ECLI:NL:RBMNE:2022:5065
Rechtbank Midden-Nederland
- Eerste aanleg - enkelvoudig
- Rechtspraak.nl
Beroep tegen niet tijdig beslissen door het Uwv op aanvraag herbeoordeling
In deze uitspraak van de Rechtbank Midden-Nederland, gedateerd 2 december 2022, wordt het beroep van eiseres behandeld dat zij op 15 september 2022 heeft ingesteld. Eiseres stelt dat het Uitvoeringsinstituut werknemersverzekeringen (Uwv) niet tijdig heeft beslist op haar aanvraag voor herbeoordeling, ingediend op 27 januari 2021. Volgens de wet moet het Uwv binnen acht weken na de aanvraag beslissen, wat betekent dat de beslissing uiterlijk op 25 maart 2021 had moeten plaatsvinden. Eiseres heeft het Uwv op 8 april 2021 in gebreke gesteld, maar tot op heden, op 3 oktober 2022, is er nog steeds geen besluit genomen door het Uwv.
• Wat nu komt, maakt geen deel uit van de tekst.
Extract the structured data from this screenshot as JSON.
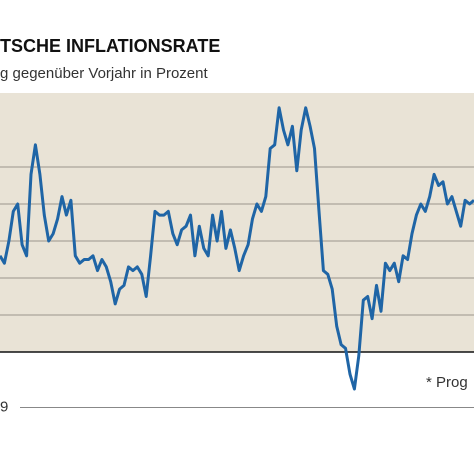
{
  "chart_data": {
    "type": "line",
    "title": "TSCHE INFLATIONSRATE",
    "subtitle": "g gegenüber Vorjahr in Prozent",
    "annotation": "* Prog",
    "x_label_fragment": "9",
    "series": [
      {
        "color": "#1f65a6",
        "values": [
          2.6,
          2.4,
          3.0,
          3.8,
          4.0,
          2.9,
          2.6,
          4.8,
          5.6,
          4.8,
          3.7,
          3.0,
          3.2,
          3.6,
          4.2,
          3.7,
          4.1,
          2.6,
          2.4,
          2.5,
          2.5,
          2.6,
          2.2,
          2.5,
          2.3,
          1.9,
          1.3,
          1.7,
          1.8,
          2.3,
          2.2,
          2.3,
          2.1,
          1.5,
          2.6,
          3.8,
          3.7,
          3.7,
          3.8,
          3.2,
          2.9,
          3.3,
          3.4,
          3.7,
          2.6,
          3.4,
          2.8,
          2.6,
          3.7,
          3.0,
          3.8,
          2.8,
          3.3,
          2.8,
          2.2,
          2.6,
          2.9,
          3.6,
          4.0,
          3.8,
          4.2,
          5.5,
          5.6,
          6.6,
          6.0,
          5.6,
          6.1,
          4.9,
          6.0,
          6.6,
          6.1,
          5.5,
          3.8,
          2.2,
          2.1,
          1.7,
          0.7,
          0.2,
          0.1,
          -0.6,
          -1.0,
          -0.1,
          1.4,
          1.5,
          0.9,
          1.8,
          1.1,
          2.4,
          2.2,
          2.4,
          1.9,
          2.6,
          2.5,
          3.2,
          3.7,
          4.0,
          3.8,
          4.2,
          4.8,
          4.5,
          4.6,
          4.0,
          4.2,
          3.8,
          3.4,
          4.1,
          4.0,
          4.1
        ]
      }
    ],
    "ylim": [
      -1.5,
      7
    ],
    "yticks": [
      0,
      1,
      2,
      3,
      4,
      5
    ],
    "grid": true
  }
}
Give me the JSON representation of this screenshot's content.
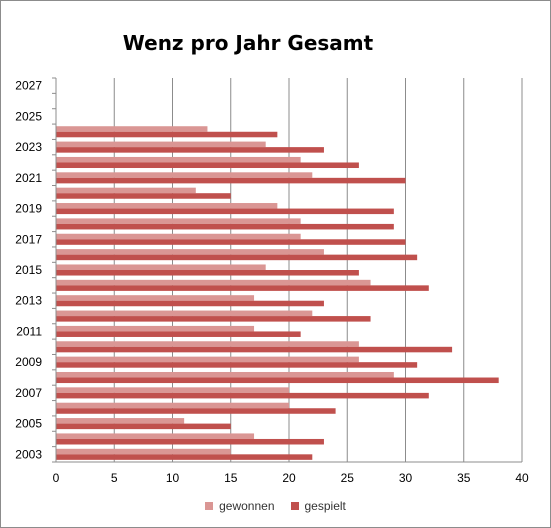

De rechtbank oordeelt dat het Uwv alsnog een besluit moet nemen en stelt dat dit moet gebeuren binnen twee weken na verzending van de uitspraak, op basis van artikel 8:55d van de Algemene wet bestuursrecht (Awb). Tevens legt de rechtbank een dwangsom op van € 100,- per dag voor elke dag dat de beslistermijn wordt overschreden, met een maximum van € 15.000,-. De rechtbank wijst erop dat het Uwv al een maximale dwangsom van € 1.442,- heeft toegekend in een eerder besluit van 14 juni 2021.
Omdat het beroep gegrond is verklaard, moet het Uwv het door eiseres betaalde griffierecht van € 365,- vergoeden en ook de proceskosten van eiseres, die zijn vastgesteld op € 379,50. De rechtbank heeft besloten dat een zitting niet nodig is, omdat dit volgens de Awb in deze zaak niet vereist is. De uitspraak is openbaar gedaan en een afschrift is verzonden aan de betrokken partijen.